For navigation during your self-guided bike tour in Denmark you can use maps with optional cue sheets or a GPS (Global Position System) device, or both. When you book a tour through one of the bike tour companies they will provide you with daily routes. Cycling self-supported means that you must organise this yourself.
Cycling routes in Denmark
Denmark has a wide and extensive network of cycle routes throughout the country. It is a structured system of well-marked long distance national routes, regional cycle routes and local cycle routes. This route network connects to (and is part of) other European routes.
Also check traffic signs and road signs in Denmark.
Danish cycling maps
Good cycling maps help you to find your way around, and to avoid roads with heavy traffic when cycling in Denmark. The recommended scale for cycling maps is between 1:50,000 and 1:100,000. For an overview of your route you can use a 1:200,000 or 1:400,000 Michelin map. Many maps use a green line along roads to indicate that it's a scenic route. There are also maps and atlases that give day roundtrips, as well as long-distance (LF) routes.The cheapest way of getting maps, is to buy them on arrival in Denmark. But some (more detailed) cycling maps might be hard to find in the local tourist information offices or book shops. If you want to be sure about having the maps, and you don't want to miss out on the fun of using the maps to plan your trip weeks before you start your tour, it's also possible to buy Danish maps online or even in your own country.
Detailed maps only cover small areas and if you are doing a longer tour you will find yourself having to buy a lot of them, which is rather expensive and also quite heavy. A good compromise in this case is to buy a road atlas, tear out the necessary pages and only take those. You can also highlight the route (and alternative routes) with a marker pen.
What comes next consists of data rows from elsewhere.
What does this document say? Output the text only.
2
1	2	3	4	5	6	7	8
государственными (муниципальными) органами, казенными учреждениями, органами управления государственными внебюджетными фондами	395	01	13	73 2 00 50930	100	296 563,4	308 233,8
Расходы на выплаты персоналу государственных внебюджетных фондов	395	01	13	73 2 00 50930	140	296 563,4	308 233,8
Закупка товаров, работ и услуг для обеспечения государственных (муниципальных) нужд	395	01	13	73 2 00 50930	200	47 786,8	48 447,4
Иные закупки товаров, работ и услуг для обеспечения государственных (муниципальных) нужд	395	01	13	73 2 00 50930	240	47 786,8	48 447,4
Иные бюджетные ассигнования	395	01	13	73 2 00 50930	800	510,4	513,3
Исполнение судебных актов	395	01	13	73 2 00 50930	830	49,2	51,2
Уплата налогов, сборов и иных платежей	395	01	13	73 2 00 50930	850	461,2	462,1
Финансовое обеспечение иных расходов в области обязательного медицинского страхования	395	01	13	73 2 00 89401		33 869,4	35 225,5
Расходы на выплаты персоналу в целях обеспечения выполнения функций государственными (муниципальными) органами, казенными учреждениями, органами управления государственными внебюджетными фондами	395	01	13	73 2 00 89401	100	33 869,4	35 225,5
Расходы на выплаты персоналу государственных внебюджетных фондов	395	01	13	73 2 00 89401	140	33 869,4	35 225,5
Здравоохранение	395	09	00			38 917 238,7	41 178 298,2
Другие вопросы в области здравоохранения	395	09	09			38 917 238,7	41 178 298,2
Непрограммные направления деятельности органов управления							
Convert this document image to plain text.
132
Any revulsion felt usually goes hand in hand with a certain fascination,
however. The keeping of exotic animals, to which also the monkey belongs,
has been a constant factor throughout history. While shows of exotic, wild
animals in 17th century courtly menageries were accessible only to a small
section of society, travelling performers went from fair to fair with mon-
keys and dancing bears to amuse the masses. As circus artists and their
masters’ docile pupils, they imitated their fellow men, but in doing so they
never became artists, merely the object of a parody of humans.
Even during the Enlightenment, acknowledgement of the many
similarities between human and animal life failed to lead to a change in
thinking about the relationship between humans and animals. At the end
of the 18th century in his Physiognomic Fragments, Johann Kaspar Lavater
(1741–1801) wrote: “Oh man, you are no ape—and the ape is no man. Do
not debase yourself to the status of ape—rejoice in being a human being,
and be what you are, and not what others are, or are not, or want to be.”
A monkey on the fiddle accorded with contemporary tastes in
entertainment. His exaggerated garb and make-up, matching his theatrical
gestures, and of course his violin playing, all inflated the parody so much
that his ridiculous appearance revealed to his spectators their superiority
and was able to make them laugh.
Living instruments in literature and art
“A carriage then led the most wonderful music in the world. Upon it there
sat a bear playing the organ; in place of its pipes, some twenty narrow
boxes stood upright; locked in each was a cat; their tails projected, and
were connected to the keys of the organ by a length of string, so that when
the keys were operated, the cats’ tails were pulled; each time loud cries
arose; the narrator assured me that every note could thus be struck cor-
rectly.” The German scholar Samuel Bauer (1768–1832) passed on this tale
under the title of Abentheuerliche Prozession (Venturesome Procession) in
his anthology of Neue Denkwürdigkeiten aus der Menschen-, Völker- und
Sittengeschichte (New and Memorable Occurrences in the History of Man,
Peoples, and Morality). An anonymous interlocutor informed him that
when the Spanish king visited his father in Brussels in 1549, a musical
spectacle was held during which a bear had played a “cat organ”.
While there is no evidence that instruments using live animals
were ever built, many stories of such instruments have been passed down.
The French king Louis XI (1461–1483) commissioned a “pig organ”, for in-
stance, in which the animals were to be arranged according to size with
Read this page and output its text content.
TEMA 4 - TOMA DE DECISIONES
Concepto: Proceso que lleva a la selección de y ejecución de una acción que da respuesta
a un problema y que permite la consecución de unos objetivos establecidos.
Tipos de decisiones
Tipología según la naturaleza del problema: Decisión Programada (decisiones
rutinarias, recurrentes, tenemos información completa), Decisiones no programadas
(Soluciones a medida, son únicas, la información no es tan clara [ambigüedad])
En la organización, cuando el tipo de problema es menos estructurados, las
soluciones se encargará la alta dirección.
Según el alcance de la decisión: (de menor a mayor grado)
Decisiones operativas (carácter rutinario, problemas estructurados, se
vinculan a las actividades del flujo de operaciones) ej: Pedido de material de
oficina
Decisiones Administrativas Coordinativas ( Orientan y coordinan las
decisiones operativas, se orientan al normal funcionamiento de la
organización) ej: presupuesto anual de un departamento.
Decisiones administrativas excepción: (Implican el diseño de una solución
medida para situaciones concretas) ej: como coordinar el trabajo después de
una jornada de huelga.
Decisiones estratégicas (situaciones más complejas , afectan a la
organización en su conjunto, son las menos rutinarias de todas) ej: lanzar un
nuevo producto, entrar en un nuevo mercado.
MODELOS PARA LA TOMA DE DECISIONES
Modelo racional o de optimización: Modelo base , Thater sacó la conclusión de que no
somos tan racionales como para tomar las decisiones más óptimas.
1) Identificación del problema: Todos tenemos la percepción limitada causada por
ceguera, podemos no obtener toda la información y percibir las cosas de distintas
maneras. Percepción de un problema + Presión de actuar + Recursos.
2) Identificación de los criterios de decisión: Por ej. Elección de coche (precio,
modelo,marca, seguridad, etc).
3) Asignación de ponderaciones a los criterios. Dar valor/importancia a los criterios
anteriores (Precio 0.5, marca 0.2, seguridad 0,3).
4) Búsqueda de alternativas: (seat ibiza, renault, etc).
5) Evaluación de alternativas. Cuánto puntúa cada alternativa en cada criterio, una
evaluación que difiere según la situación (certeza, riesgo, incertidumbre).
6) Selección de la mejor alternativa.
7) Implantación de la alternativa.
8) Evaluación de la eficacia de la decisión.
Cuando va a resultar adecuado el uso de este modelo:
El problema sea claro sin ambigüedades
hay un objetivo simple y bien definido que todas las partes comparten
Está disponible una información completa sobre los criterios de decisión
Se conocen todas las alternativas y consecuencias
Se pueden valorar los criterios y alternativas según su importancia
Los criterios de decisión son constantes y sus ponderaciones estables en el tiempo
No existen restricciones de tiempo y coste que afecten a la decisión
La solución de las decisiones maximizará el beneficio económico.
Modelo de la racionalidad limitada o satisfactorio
For both options you can carry the map sheets in a map-holder or a transparent handlebar bag cover, which is much easier than dealing with a folded map.
Use route or cue sheets (with turning point instructions) only in addition to maps; without a map you can easily get lost or disorientated at some point and a good map provides you with far more references than a route itinerary.
Currently there are many GPS (Global Position System) navigation products available on the market, including hand-held GPS devices, right through to online routing programs at which you can choose existing cycling routes or create routes yourself and download these to your GPS device, for free or paid.
The ‘pros & cons’ in using GPS during your cycling tour.
GPS shows you where you are at all times, with a zoom-in on the screen map;
The route can be pre-programmed, and the GPS device will do the navigation for you;
GPS gives you an accurate calculation of your speed, distance travelled etc.;
You can add your own ‘way marks’ and points of interest to the programmed route;
You can record your tour data of routes and distances for later presentation and analysis;
Navigating with a paper map is mentally challenging - using GPS takes all the fun out of it;
Route planning is a lot easier on a paper map than on a GPS because of the small screen;
For a single tour a GPS (plus electronic map) device is more expensive than a set of paper maps;
Maps don’t break and run out of batteries.
There are some GPS functions that are not yet fully evaluated to support cycling. Take this into account when you intend to purchase a GPS device.
- Not all electronic maps show cycle paths and lanes;
- Not all GPS devices are waterproof;
- Not all electronic maps are routable for cyclists (following the roads like in a car system).